Aspinwall, 1882 rok
Drodzy Rodacy!
Pozdrawiam Was i całuję. Mam też nadzieję, że w naszym ojczystym kraju, którym jest Polska wszystko dzieje się dobrze i żadne większe zło mu nie zagraża.
Piszę do Was z daleko położonego od naszego kraju kontynentu, jakim jest Ameryka Południowa. Wielki jest mój żal po wyjeździe z Polski i myślę, że już do niej nie wrócę. Wszelkimi możliwymi sposobami próbuję ją sobie przypomnieć, lecz nie jest to, to samo w niej przebywać. Ostatnio dostałem od polskiego Towarzystwa w New Yorku paczkę pełną książek. Moje szczęście nie znało granic, ponieważ od kilkudziesięciu lat nie miałem w dłoniach książki napisanej w polskim języku. Od razu w oczy rzuciło mi się skądś znane nazwisko. Był to Adam Mickiewicz, a książka nosiła tytuł „Pan Tadeusz”. W tej samej chwili poczułem, że zbliża się coś uroczystego.
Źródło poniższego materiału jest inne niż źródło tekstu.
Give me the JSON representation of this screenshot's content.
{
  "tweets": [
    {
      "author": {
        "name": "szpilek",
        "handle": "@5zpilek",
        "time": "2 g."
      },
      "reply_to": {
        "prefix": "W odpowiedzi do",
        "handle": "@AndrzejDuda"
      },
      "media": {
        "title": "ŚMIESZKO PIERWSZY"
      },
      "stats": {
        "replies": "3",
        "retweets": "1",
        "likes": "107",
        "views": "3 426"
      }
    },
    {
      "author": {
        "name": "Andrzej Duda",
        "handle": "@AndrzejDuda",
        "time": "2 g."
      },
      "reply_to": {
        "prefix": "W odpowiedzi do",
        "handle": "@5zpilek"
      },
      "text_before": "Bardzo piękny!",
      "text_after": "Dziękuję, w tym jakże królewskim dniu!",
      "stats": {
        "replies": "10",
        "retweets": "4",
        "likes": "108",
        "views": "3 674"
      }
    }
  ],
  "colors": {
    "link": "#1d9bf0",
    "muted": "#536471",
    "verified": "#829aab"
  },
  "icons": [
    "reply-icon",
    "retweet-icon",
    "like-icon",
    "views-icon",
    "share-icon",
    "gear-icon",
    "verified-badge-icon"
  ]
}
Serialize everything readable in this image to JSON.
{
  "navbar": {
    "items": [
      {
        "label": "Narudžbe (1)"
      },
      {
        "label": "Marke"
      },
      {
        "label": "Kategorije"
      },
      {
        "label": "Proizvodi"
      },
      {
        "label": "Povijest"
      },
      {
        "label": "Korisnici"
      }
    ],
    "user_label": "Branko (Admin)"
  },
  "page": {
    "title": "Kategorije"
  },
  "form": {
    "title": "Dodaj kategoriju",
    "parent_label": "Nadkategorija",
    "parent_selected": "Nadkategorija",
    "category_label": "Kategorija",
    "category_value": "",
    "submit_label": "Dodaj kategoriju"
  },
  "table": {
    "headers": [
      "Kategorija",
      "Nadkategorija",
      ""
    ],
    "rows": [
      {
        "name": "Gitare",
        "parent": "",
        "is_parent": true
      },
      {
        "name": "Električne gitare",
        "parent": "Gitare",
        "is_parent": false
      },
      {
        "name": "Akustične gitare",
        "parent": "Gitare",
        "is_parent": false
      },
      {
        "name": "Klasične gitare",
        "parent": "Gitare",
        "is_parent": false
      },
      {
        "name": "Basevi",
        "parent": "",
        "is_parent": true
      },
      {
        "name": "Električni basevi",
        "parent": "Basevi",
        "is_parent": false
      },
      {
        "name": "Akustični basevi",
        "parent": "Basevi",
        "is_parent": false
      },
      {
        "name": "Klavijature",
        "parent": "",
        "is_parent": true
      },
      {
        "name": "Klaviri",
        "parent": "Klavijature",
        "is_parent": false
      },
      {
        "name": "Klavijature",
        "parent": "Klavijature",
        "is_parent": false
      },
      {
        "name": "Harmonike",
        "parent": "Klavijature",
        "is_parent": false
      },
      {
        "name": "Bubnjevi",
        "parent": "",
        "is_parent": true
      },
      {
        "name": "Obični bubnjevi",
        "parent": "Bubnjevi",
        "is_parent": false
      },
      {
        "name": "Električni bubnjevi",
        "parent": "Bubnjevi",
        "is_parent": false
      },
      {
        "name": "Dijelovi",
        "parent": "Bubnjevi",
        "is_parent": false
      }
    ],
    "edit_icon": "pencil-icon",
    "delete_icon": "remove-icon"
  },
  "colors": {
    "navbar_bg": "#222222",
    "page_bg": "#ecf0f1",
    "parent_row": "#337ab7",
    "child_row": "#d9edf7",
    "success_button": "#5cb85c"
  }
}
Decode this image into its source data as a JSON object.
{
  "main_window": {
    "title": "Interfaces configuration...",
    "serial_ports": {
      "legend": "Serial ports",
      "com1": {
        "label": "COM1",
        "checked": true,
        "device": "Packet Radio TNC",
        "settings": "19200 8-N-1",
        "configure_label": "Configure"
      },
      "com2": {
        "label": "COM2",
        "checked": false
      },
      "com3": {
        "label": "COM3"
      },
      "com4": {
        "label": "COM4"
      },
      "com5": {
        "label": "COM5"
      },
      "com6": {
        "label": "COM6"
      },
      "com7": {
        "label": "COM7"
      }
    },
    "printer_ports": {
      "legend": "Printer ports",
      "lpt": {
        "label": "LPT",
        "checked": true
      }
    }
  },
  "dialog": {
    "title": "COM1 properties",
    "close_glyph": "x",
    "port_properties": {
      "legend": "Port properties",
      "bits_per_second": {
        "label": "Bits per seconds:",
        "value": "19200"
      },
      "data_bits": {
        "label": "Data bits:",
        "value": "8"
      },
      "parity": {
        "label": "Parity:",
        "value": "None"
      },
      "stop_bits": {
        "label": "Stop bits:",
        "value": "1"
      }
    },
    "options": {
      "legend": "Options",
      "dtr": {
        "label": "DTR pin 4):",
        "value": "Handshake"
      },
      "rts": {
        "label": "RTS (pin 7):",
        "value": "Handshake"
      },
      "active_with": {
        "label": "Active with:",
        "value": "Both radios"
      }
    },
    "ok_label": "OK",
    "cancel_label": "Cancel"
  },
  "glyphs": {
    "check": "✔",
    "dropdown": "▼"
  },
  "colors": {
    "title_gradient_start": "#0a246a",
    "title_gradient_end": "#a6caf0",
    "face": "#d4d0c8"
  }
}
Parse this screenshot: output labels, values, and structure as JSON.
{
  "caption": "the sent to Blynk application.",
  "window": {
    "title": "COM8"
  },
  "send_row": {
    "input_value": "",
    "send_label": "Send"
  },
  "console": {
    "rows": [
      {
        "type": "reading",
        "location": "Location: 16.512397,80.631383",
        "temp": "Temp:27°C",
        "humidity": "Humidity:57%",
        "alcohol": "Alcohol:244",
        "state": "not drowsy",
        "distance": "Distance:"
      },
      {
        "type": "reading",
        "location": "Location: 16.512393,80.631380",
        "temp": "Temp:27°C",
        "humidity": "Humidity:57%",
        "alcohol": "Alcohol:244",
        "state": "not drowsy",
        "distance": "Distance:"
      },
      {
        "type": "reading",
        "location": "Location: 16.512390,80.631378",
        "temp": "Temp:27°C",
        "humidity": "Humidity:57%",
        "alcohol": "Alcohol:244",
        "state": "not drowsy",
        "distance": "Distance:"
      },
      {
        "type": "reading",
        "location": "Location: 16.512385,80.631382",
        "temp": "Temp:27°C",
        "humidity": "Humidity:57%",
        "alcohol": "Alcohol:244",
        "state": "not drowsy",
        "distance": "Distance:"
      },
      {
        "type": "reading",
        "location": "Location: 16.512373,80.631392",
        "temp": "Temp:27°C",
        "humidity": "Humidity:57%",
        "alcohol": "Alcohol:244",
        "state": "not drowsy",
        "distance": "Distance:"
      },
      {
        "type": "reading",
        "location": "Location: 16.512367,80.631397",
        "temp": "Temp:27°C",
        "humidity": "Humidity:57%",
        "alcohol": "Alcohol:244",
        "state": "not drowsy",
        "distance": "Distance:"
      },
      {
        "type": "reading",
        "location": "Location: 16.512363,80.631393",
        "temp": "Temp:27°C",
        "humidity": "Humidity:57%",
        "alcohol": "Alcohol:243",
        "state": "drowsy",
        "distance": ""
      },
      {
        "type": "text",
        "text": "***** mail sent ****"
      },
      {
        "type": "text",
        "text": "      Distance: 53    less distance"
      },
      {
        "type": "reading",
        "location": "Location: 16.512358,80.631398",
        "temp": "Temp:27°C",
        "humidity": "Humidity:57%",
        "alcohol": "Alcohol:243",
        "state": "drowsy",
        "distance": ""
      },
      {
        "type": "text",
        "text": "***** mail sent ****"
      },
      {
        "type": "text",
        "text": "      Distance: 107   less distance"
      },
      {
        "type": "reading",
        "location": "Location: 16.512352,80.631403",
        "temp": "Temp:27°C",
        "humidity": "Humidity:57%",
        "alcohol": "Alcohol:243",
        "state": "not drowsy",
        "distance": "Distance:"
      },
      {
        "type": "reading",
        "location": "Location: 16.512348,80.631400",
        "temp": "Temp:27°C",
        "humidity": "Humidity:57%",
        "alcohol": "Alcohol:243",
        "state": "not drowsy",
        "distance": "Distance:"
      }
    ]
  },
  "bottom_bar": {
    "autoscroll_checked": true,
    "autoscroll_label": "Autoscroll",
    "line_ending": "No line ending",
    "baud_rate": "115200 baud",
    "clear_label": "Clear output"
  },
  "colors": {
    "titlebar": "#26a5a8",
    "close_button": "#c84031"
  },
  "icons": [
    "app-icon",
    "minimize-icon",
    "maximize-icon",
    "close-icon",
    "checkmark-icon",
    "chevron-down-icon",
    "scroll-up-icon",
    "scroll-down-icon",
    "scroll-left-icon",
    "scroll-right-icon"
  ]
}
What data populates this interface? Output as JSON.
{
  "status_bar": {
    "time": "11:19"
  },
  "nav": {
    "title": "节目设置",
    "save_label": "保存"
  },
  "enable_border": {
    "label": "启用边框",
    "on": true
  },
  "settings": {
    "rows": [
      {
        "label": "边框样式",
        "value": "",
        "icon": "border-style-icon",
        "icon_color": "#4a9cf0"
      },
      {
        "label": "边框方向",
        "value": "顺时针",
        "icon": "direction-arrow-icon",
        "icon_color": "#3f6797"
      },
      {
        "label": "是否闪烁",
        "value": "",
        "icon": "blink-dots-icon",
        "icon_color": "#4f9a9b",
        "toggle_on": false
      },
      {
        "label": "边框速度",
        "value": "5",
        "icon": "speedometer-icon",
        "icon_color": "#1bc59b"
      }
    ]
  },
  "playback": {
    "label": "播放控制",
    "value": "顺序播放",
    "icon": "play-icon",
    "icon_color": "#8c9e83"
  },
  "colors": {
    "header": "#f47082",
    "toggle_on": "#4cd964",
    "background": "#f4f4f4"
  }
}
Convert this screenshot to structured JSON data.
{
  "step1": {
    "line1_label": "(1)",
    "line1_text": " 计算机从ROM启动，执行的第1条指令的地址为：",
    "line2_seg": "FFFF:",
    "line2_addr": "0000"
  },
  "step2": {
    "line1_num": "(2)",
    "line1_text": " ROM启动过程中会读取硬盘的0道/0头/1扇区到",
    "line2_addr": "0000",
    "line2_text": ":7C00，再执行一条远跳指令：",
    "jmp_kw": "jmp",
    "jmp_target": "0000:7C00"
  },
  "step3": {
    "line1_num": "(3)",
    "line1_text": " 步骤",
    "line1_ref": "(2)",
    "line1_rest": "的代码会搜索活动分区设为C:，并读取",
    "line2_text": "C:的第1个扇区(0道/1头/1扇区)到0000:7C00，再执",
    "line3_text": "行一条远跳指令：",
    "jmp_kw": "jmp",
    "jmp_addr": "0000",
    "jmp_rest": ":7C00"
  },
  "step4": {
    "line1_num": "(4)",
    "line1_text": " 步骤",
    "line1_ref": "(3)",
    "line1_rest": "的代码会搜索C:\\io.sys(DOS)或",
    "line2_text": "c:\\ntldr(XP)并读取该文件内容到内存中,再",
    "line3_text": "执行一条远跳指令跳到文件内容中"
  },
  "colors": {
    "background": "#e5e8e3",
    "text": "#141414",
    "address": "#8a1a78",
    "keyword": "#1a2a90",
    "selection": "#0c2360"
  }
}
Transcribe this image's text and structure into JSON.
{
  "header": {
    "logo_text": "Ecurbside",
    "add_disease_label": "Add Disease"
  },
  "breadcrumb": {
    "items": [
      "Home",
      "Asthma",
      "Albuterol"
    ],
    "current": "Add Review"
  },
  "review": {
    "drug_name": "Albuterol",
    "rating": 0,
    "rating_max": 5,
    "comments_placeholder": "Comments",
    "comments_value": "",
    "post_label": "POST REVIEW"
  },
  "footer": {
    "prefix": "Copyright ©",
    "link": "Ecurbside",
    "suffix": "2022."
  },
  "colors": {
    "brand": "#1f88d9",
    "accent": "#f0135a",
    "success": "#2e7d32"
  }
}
Po przeczytaniu kilku lub kilkunastu wierszy tekstu, teraźniejszość przestała istnieć, a przed oczami zaczęły się przewijać obrazy z mojego dzieciństwa oraz młodości. Ujrzałem polskie lasy sosnowe, rzeki, przestronne pola, łąki oraz wioski. I od razu przypomniałem sobie całe życie w swojej ojczyźnie. Niestety, kiedy wreszcie oprzytomniałem nie miałem już swojej pracy na latarni. Okazało się, że zasnąłem i nie zapaliłem latarni. Po tym nieszczęśliwym wypadku na nowo zaczęła się rola tułacza poszukującego szczęścia w nieznanym świecie. Jednak nie żałuję, że przez tę książkę i wspomnienia straciłem pracę. Dobrze było, chociaż na chwilę zapomnieć o ponurej rzeczywistości i przenieść się do rodzinnego kraju.
Mam nadzieję, że nie zapomnicie o mnie i chociaż co jakiś czas napiszecie mi kilka pokrzepiających słów. Wiem, że nie rozumiecie mojego rozumowania, ale jeśli któregoś z Was spotka ten sam los, co mnie to zrozumie.